Korea Utara Mengancam Serangan Nuklir 'pre-emptive' Di Tengah Latihan Korea Selatan - AS


UPDATED : 22 Agustus 2016



Para Demonstran Korea Selatan meneriakkan slogan selama reli menuntut untuk menghentikan latihan militer bersama, Ulchi Freedom Guardian, atau UFG, antara AS dan Korea Selatan di dekat Kedutaan Besar AS di Seoul, Korea Selatan (AP)

Pyongyang - Korea Utara mengancam pada hari Senin untuk mengubah Seoul dan Washington dalam "tumpukan abu."

Serangan nuklir pre-emptive" jika mereka menunjukkan tanda-tanda agresi terhadap wilayah utara selama latihan militer tahunan mereka. Korea Selatan dan AS mulai latihan meskipun ada pemogokan. Retorika yang berapi-api Pyongyang tidak biasa, tetapi peringatan terbaru datang pada saat ketegangan menyusul pembelotan seorang diplomat senior Korea Utara dan rencana AS menempatkan sistem rudal pertahanan di Korea Selatan.

"Strike Pertama" unit Utara dibaca untuk me-mount untuk serangan balasan terhadap pasukan Korea Selatan dan AS yang terlibat dalam latihan menurut pernyataan yang dilakukan oleh media pemerintah Pyongyang.

Korea Selatan menyatakan penyesalannya "kuat" atas peringatan Pyongyang pada latihan defensif dengan AS di alam. Seoul dan Washington telah berulang kali mengatakan mereka tidak memiliki niat menyerang Pyongyang.

Tahun ini latihan Ulchi Freedom Guardian dimulai hari Senin selama 12-hari yang sebagian besar dengan jalan simulasi permainan perang-komputer. Pelatihan ini melibatkan 25.000 tentara AS dan 50.000 tentara Korea Selatan, menurut AS dan militer Korea Selatan.

Latihan datang hanya beberapa hari setelah Seoul mengumumkan bahwa Thae Yong Ho, No 2 di kedutaan Korut di London baru-baru ini membelot ke Korea Selatan karena ia kecewa dengan kepemimpinan Utara.

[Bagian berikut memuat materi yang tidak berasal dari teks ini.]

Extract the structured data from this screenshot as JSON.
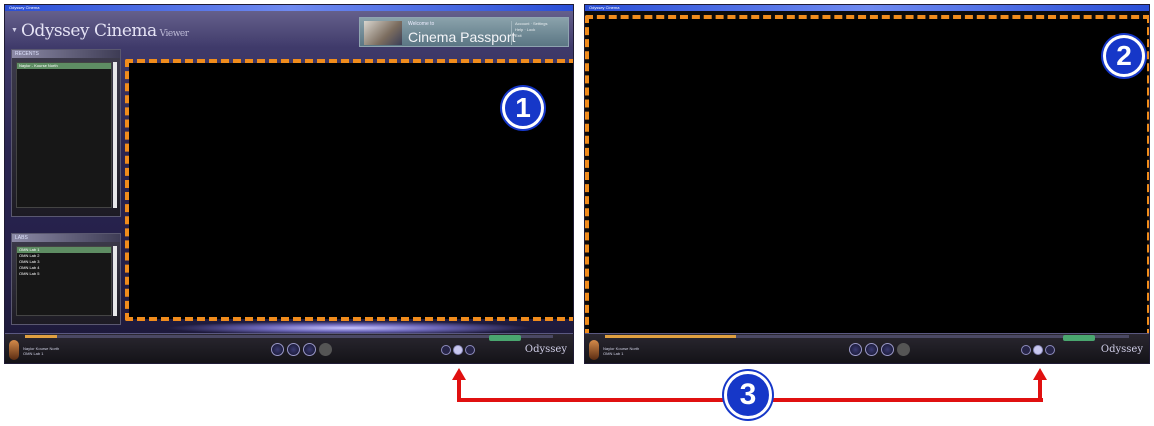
{
  "window1": {
    "titlebar": "Odyssey Cinema",
    "logo_text": "Odyssey Cinema",
    "logo_suffix": "Viewer",
    "passport": {
      "welcome": "Welcome to",
      "title": "Cinema Passport",
      "links": [
        "Account · Settings",
        "Help · Lock",
        "Exit"
      ]
    },
    "recents": {
      "header": "RECENTS",
      "items": [
        "Naylor - Kourse North"
      ]
    },
    "labs": {
      "header": "LABS",
      "items": [
        "OMN Lab 1",
        "OMN Lab 2",
        "OMN Lab 3",
        "OMN Lab 4",
        "OMN Lab 5"
      ]
    },
    "bottombar": {
      "now_playing": [
        "Naylor Kourse North",
        "OMN Lab 1"
      ],
      "status_button": "",
      "brand": "Odyssey"
    }
  },
  "window2": {
    "titlebar": "Odyssey Cinema",
    "bottombar": {
      "now_playing": [
        "Naylor Kourse North",
        "OMN Lab 1"
      ],
      "status_button": "",
      "brand": "Odyssey"
    }
  },
  "callouts": [
    "1",
    "2",
    "3"
  ],
  "colors": {
    "highlight_dash": "#f08c1c",
    "badge_blue": "#1637c8",
    "arrow_red": "#e01010"
  }
}
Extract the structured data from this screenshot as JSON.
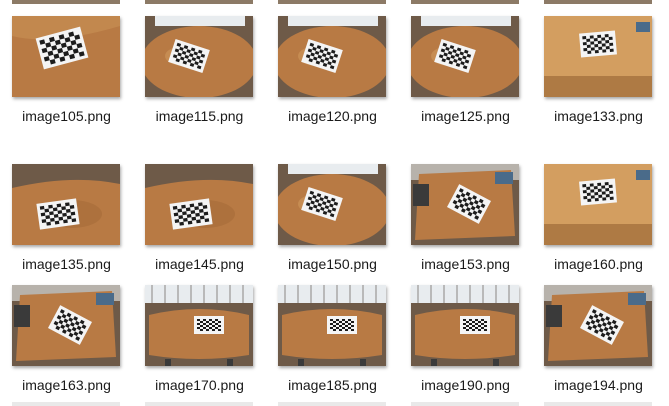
{
  "files": [
    {
      "name": "image105.png",
      "style": "top-flat"
    },
    {
      "name": "image115.png",
      "style": "far"
    },
    {
      "name": "image120.png",
      "style": "far"
    },
    {
      "name": "image125.png",
      "style": "far"
    },
    {
      "name": "image133.png",
      "style": "light"
    },
    {
      "name": "image135.png",
      "style": "tilt"
    },
    {
      "name": "image145.png",
      "style": "tilt"
    },
    {
      "name": "image150.png",
      "style": "far"
    },
    {
      "name": "image153.png",
      "style": "room"
    },
    {
      "name": "image160.png",
      "style": "light"
    },
    {
      "name": "image163.png",
      "style": "room"
    },
    {
      "name": "image170.png",
      "style": "window"
    },
    {
      "name": "image185.png",
      "style": "window"
    },
    {
      "name": "image190.png",
      "style": "window"
    },
    {
      "name": "image194.png",
      "style": "room"
    }
  ],
  "colors": {
    "table": "#b87a44",
    "table_light": "#d39e60",
    "table_dark": "#8a5628",
    "board_white": "#f4f4f4",
    "board_black": "#1c1c1c",
    "floor": "#6e5a48",
    "window": "#e8ecef",
    "chair": "#3a3a3a"
  }
}
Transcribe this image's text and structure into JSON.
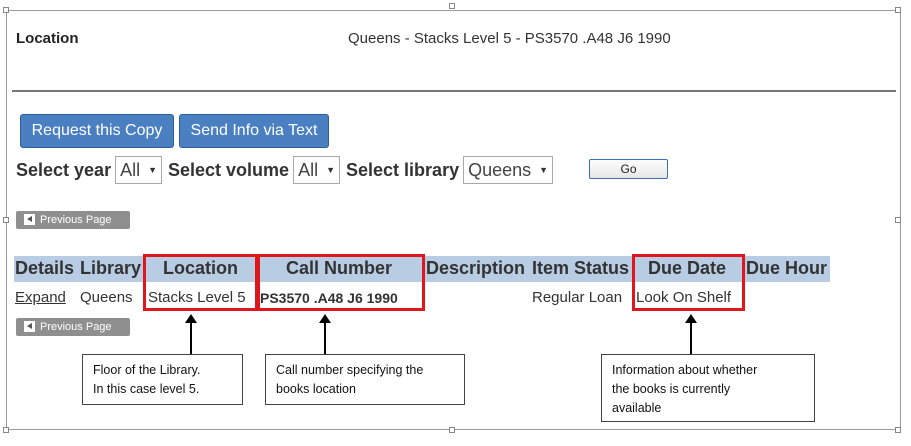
{
  "location": {
    "label": "Location",
    "value": "Queens - Stacks Level 5 - PS3570 .A48 J6 1990"
  },
  "buttons": {
    "request": "Request this Copy",
    "send_text": "Send Info via Text",
    "go": "Go"
  },
  "filters": {
    "year_label": "Select year",
    "year_value": "All",
    "volume_label": "Select volume",
    "volume_value": "All",
    "library_label": "Select library",
    "library_value": "Queens"
  },
  "pager": {
    "previous": "Previous Page"
  },
  "table": {
    "headers": [
      "Details",
      "Library",
      "Location",
      "Call Number",
      "Description",
      "Item Status",
      "Due Date",
      "Due Hour"
    ],
    "row": {
      "details": "Expand",
      "library": "Queens",
      "location": "Stacks Level 5",
      "call_number": "PS3570 .A48 J6 1990",
      "description": "",
      "item_status": "Regular Loan",
      "due_date": "Look On Shelf",
      "due_hour": ""
    }
  },
  "annotations": {
    "floor_line1": "Floor of the Library.",
    "floor_line2": "In this case level 5.",
    "callnum_line1": "Call number specifying the",
    "callnum_line2": "books location",
    "status_line1": "Information about whether",
    "status_line2": "the books is currently",
    "status_line3": "available"
  },
  "colors": {
    "button_blue": "#4a7fc1",
    "header_band": "#b8cce4",
    "highlight_red": "#e0161d"
  }
}
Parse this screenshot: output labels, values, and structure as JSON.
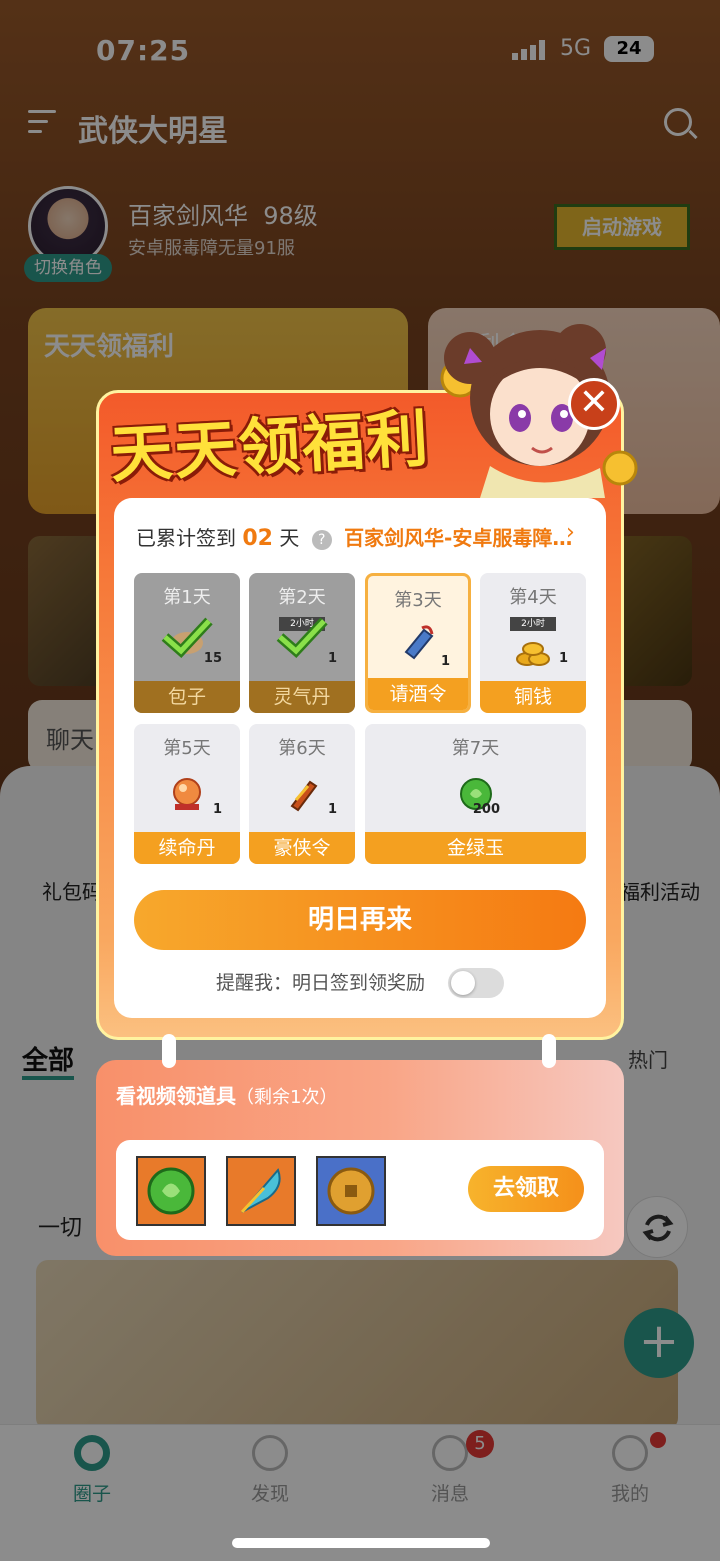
{
  "status_bar": {
    "time": "07:25",
    "network": "5G",
    "battery": "24"
  },
  "header": {
    "title": "武侠大明星"
  },
  "profile": {
    "switch_role": "切换角色",
    "role_name": "百家剑风华",
    "level": "98级",
    "server": "安卓服毒障无量91服",
    "launch_button": "启动游戏"
  },
  "cards": {
    "left_title": "天天领福利",
    "right_title": "（剩余1次）"
  },
  "chat": {
    "label": "聊天"
  },
  "tools": {
    "left_label": "礼包码",
    "right_label": "福利活动"
  },
  "feed": {
    "tab_all": "全部",
    "tab_hot": "热门",
    "post_text": "一切"
  },
  "popup": {
    "title": "天天领福利",
    "sign_prefix": "已累计签到",
    "sign_days": "02",
    "sign_unit": "天",
    "server_link": "百家剑风华-安卓服毒障…",
    "days": [
      {
        "day": "第1天",
        "item": "包子",
        "qty": "15",
        "state": "claimed",
        "icon": "bun-icon"
      },
      {
        "day": "第2天",
        "item": "灵气丹",
        "qty": "1",
        "state": "claimed",
        "icon": "pill-icon"
      },
      {
        "day": "第3天",
        "item": "请酒令",
        "qty": "1",
        "state": "today",
        "icon": "token-icon"
      },
      {
        "day": "第4天",
        "item": "铜钱",
        "qty": "1",
        "state": "normal",
        "icon": "coins-icon",
        "tag": "2小时"
      },
      {
        "day": "第5天",
        "item": "续命丹",
        "qty": "1",
        "state": "normal",
        "icon": "orb-icon"
      },
      {
        "day": "第6天",
        "item": "豪侠令",
        "qty": "1",
        "state": "normal",
        "icon": "scroll-icon"
      },
      {
        "day": "第7天",
        "item": "金绿玉",
        "qty": "200",
        "state": "normal",
        "icon": "jade-icon"
      }
    ],
    "day2_tag": "2小时",
    "tomorrow_button": "明日再来",
    "remind_label": "提醒我：明日签到领奖励",
    "remind_on": false
  },
  "video": {
    "title": "看视频领道具",
    "remaining": "（剩余1次）",
    "items": [
      "jade-icon",
      "feather-icon",
      "coin-icon"
    ],
    "claim_button": "去领取"
  },
  "bottom_nav": {
    "items": [
      "圈子",
      "发现",
      "消息",
      "我的"
    ],
    "message_badge": "5"
  },
  "colors": {
    "accent": "#2e9b8a",
    "orange": "#f07a10",
    "popup_red": "#f35a2a"
  }
}
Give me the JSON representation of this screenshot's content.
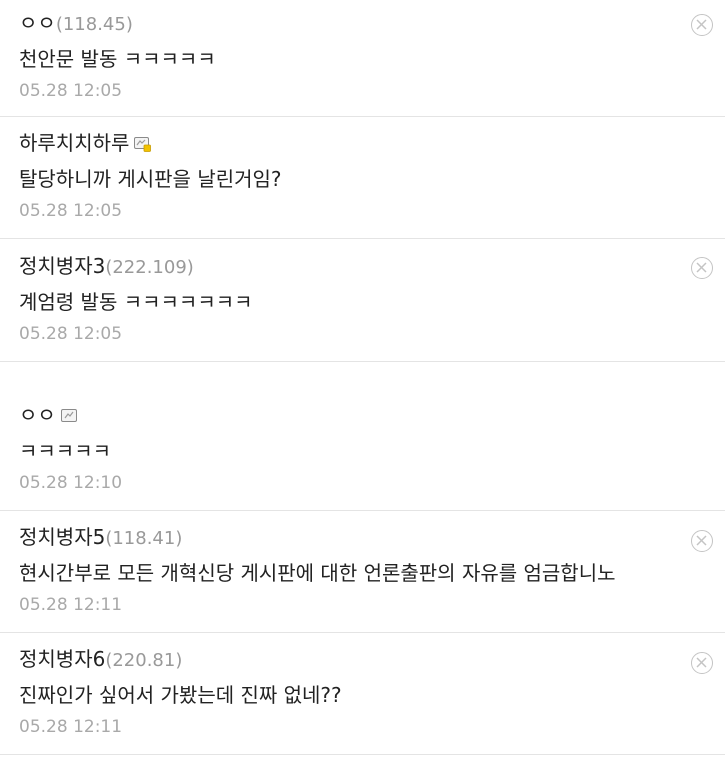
{
  "comments": [
    {
      "nick": "ㅇㅇ",
      "ip": "(118.45)",
      "content": "천안문 발동 ㅋㅋㅋㅋㅋ",
      "date": "05.28 12:05",
      "deletable": true
    },
    {
      "nick": "하루치치하루",
      "ip": "",
      "member_icon": "fixed-member-icon",
      "content": "탈당하니까 게시판을 날린거임?",
      "date": "05.28 12:05",
      "deletable": false
    },
    {
      "nick": "정치병자3",
      "ip": "(222.109)",
      "content": "계엄령 발동 ㅋㅋㅋㅋㅋㅋㅋ",
      "date": "05.28 12:05",
      "deletable": true
    },
    {
      "nick": "ㅇㅇ",
      "ip": "",
      "member_icon": "half-member-icon",
      "content": "ㅋㅋㅋㅋㅋ",
      "date": "05.28 12:10",
      "deletable": false
    },
    {
      "nick": "정치병자5",
      "ip": "(118.41)",
      "content": "현시간부로 모든 개혁신당 게시판에 대한 언론출판의 자유를 엄금합니노",
      "date": "05.28 12:11",
      "deletable": true
    },
    {
      "nick": "정치병자6",
      "ip": "(220.81)",
      "content": "진짜인가 싶어서 가봤는데 진짜 없네??",
      "date": "05.28 12:11",
      "deletable": true
    }
  ],
  "colors": {
    "text": "#222222",
    "ip": "#999999",
    "date": "#a9a9a9",
    "divider": "#e4e4e4",
    "delete_icon": "#c4c4c4"
  }
}
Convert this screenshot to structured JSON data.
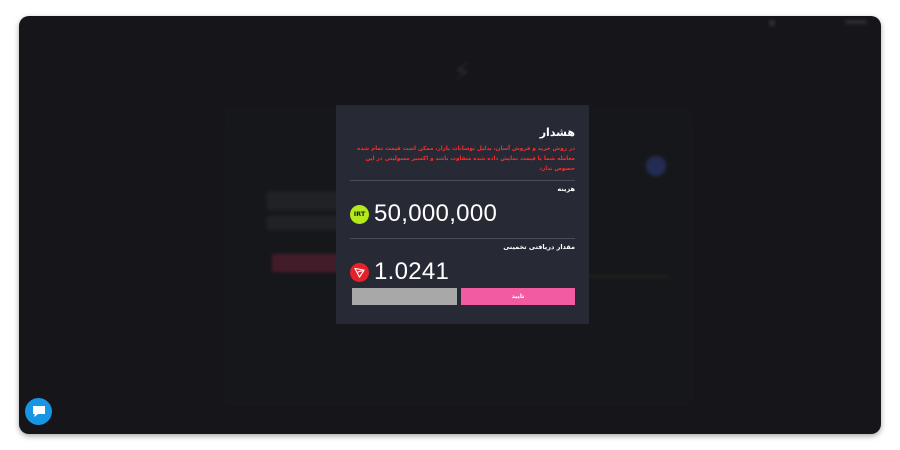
{
  "modal": {
    "title": "هشدار",
    "warning": "در روش خرید و فروش آسان، بدلیل نوسانات بازار، ممکن است قیمت تمام شده معامله شما با قیمت نمایش داده شده متفاوت باشد و اکسیر مسولیتی در این خصوص ندارد",
    "cost": {
      "label": "هزینه",
      "currency": "IRT",
      "amount": "50,000,000"
    },
    "estimate": {
      "label": "مقدار دریافتی تخمینی",
      "currency_icon": "tron-icon",
      "amount": "1.0241"
    },
    "confirm_label": "تایید",
    "cancel_label": ""
  },
  "colors": {
    "confirm": "#f25aa2",
    "warning": "#ff2a2a",
    "irt_coin": "#b4e91c",
    "trx_coin": "#e5222a",
    "chat": "#1796e6"
  }
}
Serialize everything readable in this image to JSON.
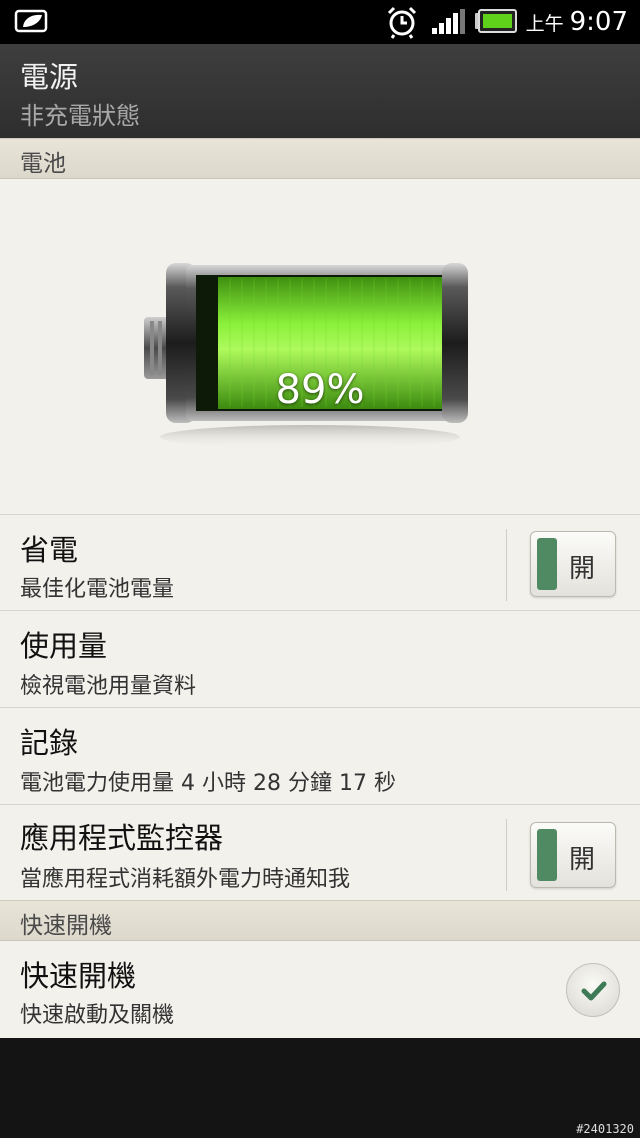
{
  "status_bar": {
    "ampm": "上午",
    "time": "9:07",
    "icons": [
      "power-saver-leaf-icon",
      "alarm-clock-icon",
      "signal-strength-icon",
      "battery-icon"
    ]
  },
  "header": {
    "title": "電源",
    "subtitle": "非充電狀態"
  },
  "battery_section": {
    "header": "電池",
    "percent_label": "89%",
    "level_percent": 89
  },
  "settings": [
    {
      "title": "省電",
      "subtitle": "最佳化電池電量",
      "toggle": "開"
    },
    {
      "title": "使用量",
      "subtitle": "檢視電池用量資料"
    },
    {
      "title": "記錄",
      "subtitle": "電池電力使用量 4 小時 28 分鐘 17 秒"
    },
    {
      "title": "應用程式監控器",
      "subtitle": "當應用程式消耗額外電力時通知我",
      "toggle": "開"
    }
  ],
  "fast_boot_section": {
    "header": "快速開機",
    "title": "快速開機",
    "subtitle": "快速啟動及關機",
    "checked": true
  },
  "watermark": "#2401320",
  "colors": {
    "battery_green": "#7be22a",
    "toggle_on": "#4f8a63",
    "check": "#3d7a55"
  }
}
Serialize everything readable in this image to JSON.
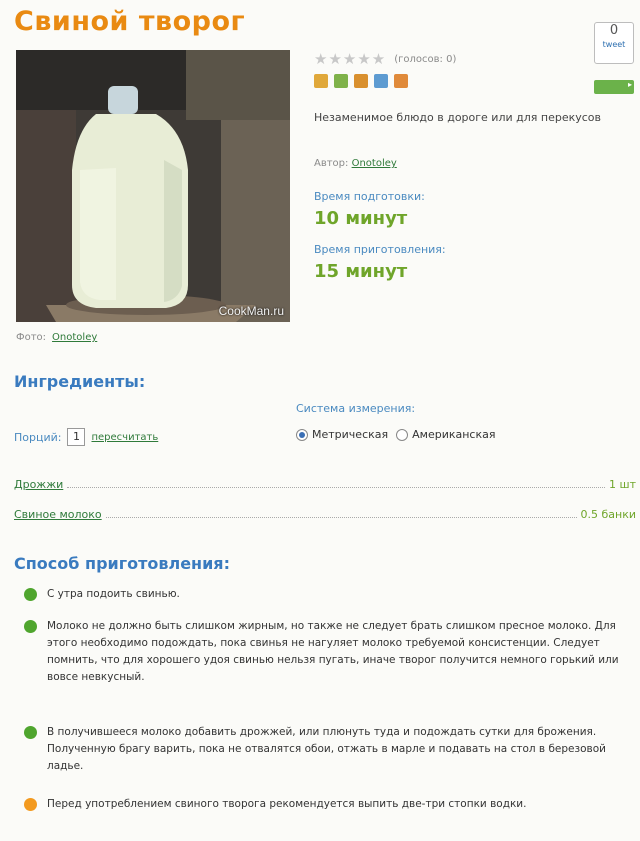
{
  "title": "Свиной творог",
  "rating": {
    "stars": "★★★★★",
    "votes": "(голосов: 0)"
  },
  "description": "Незаменимое блюдо в дороге или для перекусов",
  "author": {
    "label": "Автор:",
    "name": "Onotoley"
  },
  "prep": {
    "label": "Время подготовки:",
    "value": "10 минут"
  },
  "cook": {
    "label": "Время приготовления:",
    "value": "15 минут"
  },
  "photo": {
    "watermark": "CookMan.ru",
    "credit_label": "Фото:",
    "credit_name": "Onotoley"
  },
  "share": {
    "count": "0",
    "tweet": "tweet"
  },
  "ingredients": {
    "heading": "Ингредиенты:",
    "measure_label": "Система измерения:",
    "portions_label": "Порций:",
    "portions_value": "1",
    "recalc": "пересчитать",
    "metric": "Метрическая",
    "american": "Американская",
    "items": [
      {
        "name": "Дрожжи",
        "qty": "1 шт"
      },
      {
        "name": "Свиное молоко",
        "qty": "0.5 банки"
      }
    ]
  },
  "method": {
    "heading": "Способ приготовления:",
    "steps": [
      "С утра подоить свинью.",
      "Молоко не должно быть слишком жирным, но также не следует брать слишком пресное молоко. Для этого необходимо подождать, пока свинья не нагуляет молоко требуемой консистенции. Следует помнить, что для хорошего удоя свинью нельзя пугать, иначе творог получится немного горький или вовсе невкусный.",
      "В получившееся молоко добавить дрожжей, или плюнуть туда и подождать сутки для брожения. Полученную брагу варить, пока не отвалятся обои, отжать в марле и подавать на стол в березовой ладье.",
      "Перед употреблением свиного творога рекомендуется выпить две-три стопки водки."
    ]
  },
  "colors": {
    "title": "#e98a12",
    "heading": "#3a7bbf",
    "value": "#6fa52a",
    "link": "#2f7a3a"
  }
}
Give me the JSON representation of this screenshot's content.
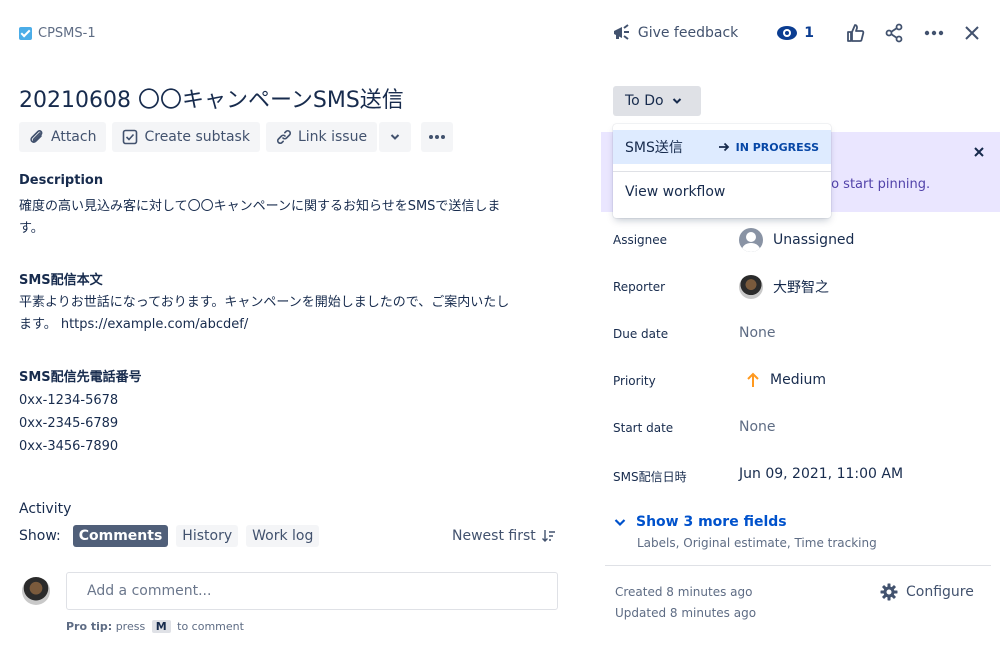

Media dari pemerintah Pyongyang memanggilnya "manusia sampah" dan seorang penjahat yang diperintahkan pulang untuk serangkaian dugaan tindak pidana termasuk kekerasan seksual terhadap anak di bawah umur.

Presiden Korea Selatan mengatakan hari Senin ada tanda-tanda "keretakan serius" di kelas penguasa elit Utara, dan Pyongyang bisa melakukan beberapa tindakan untuk mengalihkan perhatian publik dari masalah dalam negeri tersebut.

Banyak para analis mengatakan pembelotan Thae adalah memalukan untuk pemerintah Korea Utara Kim Jong Un, tapi tidak akan melemahkan persatuan kelas elit di negara
itu.

Seorang pejabat Korea Selatan mengatakan kepada Sky News bahwa " sangat mungkin bahwa Korea Utara akan melakukan berbagai upaya" untuk menggagalkan setiap pembelotan lainnya termasuk kemungkinan pembunuhan.

Sebelumnya latihan militer Korea Selatan-AS telah membawa ancaman perang. Korea Utara telah meningkatkan retorika perang karena penyebaran direncanakan dari Terminal Tinggi Altitude Sistem AS di Area Defense di Korea Selatan yang oleh Washington dan Seoul mengatakan diperlukan karena meningkatnya ancaman dari Korea Utara.